Sumner County ad hoc committee urges coordinator role to tackle volunteer fire staffing shortfalls
Summary
An ad hoc Sumner County committee agreed to recommend appointing a county fire coordinator/administrator and to invite CTAS for legal and funding guidance after concluding volunteer recruitment alone is unlikely to meet projected staffing needs; departments will supply roster and response data ahead of the next meeting.
Speaker 1, an ad hoc committee member leading the discussion, said the committee’s top concern is volunteer staffing shortfalls and the lack of a single verified dataset for planning. "We either have to really get to volunteering to 2x and 3x," Speaker 1 said, summarizing calculations that showed many stations would need to double or triple their active volunteers to meet coverage targets. The comments opened a multi-hour discussion of staffing formulas, funding models and governance options.
The committee considered two analytic approaches distributed at the meeting — a simple per-household calculation and a demand-index method that weights EMS calls more heavily than structure fires — and concluded both point to a substantial gap between current rosters and the county’s projected needs. The packet used population, house counts and 2024 call volumes as inputs; Speaker 1 said the materials indicate a "minimum active roster" target near 50 volunteers per station in the formula, a level many departments would need to increase two- to threefold.

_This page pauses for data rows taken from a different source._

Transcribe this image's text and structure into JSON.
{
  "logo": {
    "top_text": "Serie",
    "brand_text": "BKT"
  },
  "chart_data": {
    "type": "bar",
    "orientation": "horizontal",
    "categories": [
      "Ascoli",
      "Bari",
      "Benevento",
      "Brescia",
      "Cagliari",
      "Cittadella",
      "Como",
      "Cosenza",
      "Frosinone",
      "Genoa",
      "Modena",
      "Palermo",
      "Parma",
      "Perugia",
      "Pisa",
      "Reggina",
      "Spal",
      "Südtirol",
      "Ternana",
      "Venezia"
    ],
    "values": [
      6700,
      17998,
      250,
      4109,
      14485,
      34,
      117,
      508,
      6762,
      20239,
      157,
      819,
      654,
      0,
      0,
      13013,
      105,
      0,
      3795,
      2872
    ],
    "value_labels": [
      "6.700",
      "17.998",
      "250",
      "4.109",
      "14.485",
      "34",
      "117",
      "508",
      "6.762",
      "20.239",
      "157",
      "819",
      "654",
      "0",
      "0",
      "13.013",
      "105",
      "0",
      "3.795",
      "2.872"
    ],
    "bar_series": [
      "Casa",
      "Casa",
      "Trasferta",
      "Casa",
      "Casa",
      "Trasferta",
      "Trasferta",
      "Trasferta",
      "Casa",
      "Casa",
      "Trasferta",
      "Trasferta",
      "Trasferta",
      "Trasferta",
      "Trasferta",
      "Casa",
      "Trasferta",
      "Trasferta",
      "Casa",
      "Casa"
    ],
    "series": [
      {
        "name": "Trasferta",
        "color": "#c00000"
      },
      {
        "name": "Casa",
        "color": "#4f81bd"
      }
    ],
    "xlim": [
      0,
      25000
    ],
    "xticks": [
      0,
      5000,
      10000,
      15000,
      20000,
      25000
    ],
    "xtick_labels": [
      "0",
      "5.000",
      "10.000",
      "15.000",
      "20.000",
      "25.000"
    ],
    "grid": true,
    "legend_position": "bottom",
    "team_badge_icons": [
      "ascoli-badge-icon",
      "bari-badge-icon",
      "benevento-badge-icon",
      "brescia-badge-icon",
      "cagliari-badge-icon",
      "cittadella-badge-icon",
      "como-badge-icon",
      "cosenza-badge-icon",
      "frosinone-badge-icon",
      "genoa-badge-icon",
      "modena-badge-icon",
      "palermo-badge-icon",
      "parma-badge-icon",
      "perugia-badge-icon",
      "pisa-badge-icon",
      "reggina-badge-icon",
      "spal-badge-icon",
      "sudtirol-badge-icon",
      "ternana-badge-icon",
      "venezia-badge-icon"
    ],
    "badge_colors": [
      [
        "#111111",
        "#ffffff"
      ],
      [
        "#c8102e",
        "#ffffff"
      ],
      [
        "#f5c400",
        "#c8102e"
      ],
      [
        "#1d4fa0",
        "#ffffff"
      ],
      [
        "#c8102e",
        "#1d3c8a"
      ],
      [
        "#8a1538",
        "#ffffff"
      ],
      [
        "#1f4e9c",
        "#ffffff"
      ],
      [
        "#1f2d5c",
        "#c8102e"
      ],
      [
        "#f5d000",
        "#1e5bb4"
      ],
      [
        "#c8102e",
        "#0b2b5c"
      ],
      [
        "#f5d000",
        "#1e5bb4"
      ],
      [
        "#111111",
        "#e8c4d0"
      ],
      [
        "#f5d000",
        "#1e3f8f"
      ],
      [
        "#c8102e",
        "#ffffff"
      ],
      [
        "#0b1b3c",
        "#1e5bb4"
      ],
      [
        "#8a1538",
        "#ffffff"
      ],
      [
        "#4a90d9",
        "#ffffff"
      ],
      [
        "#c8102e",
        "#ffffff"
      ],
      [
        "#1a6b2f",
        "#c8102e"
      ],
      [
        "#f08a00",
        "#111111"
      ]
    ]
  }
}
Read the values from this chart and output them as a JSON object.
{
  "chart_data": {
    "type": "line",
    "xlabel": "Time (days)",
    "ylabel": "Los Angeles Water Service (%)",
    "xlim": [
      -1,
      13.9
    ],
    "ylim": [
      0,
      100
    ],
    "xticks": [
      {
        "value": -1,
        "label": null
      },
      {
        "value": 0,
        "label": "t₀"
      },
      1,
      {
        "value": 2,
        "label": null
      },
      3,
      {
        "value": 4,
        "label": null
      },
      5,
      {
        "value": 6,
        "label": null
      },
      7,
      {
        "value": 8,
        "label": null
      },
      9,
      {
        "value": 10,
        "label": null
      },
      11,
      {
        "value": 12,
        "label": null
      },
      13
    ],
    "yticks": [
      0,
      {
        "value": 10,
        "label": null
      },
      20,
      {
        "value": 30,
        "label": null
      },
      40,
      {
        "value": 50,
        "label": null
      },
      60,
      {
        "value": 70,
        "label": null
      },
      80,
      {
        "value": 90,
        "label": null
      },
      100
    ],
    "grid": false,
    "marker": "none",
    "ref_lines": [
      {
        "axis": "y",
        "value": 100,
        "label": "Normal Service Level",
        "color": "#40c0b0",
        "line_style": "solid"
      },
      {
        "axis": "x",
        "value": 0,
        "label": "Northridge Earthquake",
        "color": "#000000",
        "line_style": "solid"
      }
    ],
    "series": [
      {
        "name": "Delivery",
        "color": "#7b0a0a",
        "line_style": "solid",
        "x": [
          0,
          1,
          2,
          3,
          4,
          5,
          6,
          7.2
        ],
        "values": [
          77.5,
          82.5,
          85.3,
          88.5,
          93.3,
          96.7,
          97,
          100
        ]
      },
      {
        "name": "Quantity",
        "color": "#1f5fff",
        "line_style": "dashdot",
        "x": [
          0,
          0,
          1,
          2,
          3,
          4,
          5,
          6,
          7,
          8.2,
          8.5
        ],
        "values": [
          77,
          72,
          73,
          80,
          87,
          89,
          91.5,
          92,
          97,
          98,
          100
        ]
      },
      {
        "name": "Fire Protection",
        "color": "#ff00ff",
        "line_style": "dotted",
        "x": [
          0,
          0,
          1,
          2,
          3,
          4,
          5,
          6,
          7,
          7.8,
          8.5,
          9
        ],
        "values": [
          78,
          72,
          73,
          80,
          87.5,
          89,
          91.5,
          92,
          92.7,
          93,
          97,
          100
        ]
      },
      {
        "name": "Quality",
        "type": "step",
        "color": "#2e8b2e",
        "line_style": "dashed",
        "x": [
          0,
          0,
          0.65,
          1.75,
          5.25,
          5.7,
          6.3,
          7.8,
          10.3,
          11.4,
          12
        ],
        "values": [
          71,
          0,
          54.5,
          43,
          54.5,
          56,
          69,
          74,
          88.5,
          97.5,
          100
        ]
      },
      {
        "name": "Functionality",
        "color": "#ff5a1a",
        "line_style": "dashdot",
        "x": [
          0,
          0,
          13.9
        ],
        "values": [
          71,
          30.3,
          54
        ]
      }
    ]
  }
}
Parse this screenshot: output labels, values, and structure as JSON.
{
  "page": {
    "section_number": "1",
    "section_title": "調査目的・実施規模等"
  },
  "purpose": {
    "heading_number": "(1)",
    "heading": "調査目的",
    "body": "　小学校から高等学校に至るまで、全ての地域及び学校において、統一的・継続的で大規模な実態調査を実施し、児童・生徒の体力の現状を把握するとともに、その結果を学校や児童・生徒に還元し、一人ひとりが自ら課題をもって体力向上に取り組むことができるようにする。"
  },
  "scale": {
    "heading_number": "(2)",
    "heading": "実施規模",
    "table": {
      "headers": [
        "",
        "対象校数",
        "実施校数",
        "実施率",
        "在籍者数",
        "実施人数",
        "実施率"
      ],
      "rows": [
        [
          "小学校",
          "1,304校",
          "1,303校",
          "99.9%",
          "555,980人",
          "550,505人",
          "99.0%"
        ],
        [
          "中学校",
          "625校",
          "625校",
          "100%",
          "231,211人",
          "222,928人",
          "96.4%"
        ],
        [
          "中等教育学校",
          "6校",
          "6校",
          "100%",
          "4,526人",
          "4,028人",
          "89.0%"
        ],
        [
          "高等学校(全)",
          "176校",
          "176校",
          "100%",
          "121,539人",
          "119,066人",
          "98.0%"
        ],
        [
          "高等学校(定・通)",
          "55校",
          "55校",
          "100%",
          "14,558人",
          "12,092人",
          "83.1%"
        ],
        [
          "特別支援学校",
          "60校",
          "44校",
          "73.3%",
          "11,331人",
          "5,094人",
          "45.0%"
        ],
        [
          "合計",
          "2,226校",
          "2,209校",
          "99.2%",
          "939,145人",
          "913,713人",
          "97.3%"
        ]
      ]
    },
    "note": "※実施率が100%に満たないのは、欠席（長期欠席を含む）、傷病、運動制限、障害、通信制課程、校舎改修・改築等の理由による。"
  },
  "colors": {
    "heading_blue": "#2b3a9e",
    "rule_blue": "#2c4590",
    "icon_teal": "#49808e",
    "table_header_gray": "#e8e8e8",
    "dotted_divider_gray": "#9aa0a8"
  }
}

Why it matters: The committee framed the problem as a combination of rising county population, uneven coverage among volunteer departments and inconsistent data sources. Speakers noted differences between controller’s office figures, census counts and local GIS exports that produce materially different staffing and ISO (Insurance Services Office) assessments. That inconsistency, members said, undermines grant competitiveness and complicates any move to contracts or a county-level service.
Funding and governance options were debated at length. Members described three primary approaches: continue with nonprofit donations and small pay-per-call stipends; contract with nonprofit departments to attach oversight and performance conditions; or create a county-run fire service. Several speakers cited Robertson and Rutherford counties as precedents: Robertson used a SAFER grant and county donations to support pay-per-call; Rutherford began with a county fire coordinator and evolved toward a county service over years. "The best thing they could tell us was they started with a coordinator," Speaker 2 said, describing Rutherford’s experience.
The committee focused on an incremental recommendation: appoint a Sumner County fire coordinator/administrator (initially unpaid or part-time or funded via nonprofit donation) to centralize data collection, coordinate training and improve grant and procurement efficiency. Proponents said a coordinator could bundle grant applications (improving ranking on call-line-based lists), standardize roster and response reporting for ISO reviews, and pursue economies of scale on consumables and capital procurement.
On next steps, the committee voted by voice to include the coordinator position in its recommendation and asked staff to invite Mark Alley of the County Technical Assistance Service (CTAS) to the next meeting to clarify legal options and funding structures under Tennessee code. Members asked each fire department to provide current roster numbers and realistic estimates of how many volunteers they can reliably put on scene and at what times of day. The committee also agreed to invite local fire chiefs to participate in the subsequent discussion.
The motion to incorporate a coordinator into the committee's recommendation was adopted by voice vote; the transcript does not record a roll-call tally. The committee adjourned after instructing staff to gather the requested data and secure CTAS participation for the next meeting.
Ending: The ad hoc group left its central question framed as a phased choice: preserve and shore up volunteer departments with limited funding mechanisms such as pay-per-call and contracts, or build toward a county-level coordinating structure that could, over time, evolve into more centralized services if local conditions and political will allow. The committee will reconvene with updated rosters, chiefs in attendance and CTAS guidance.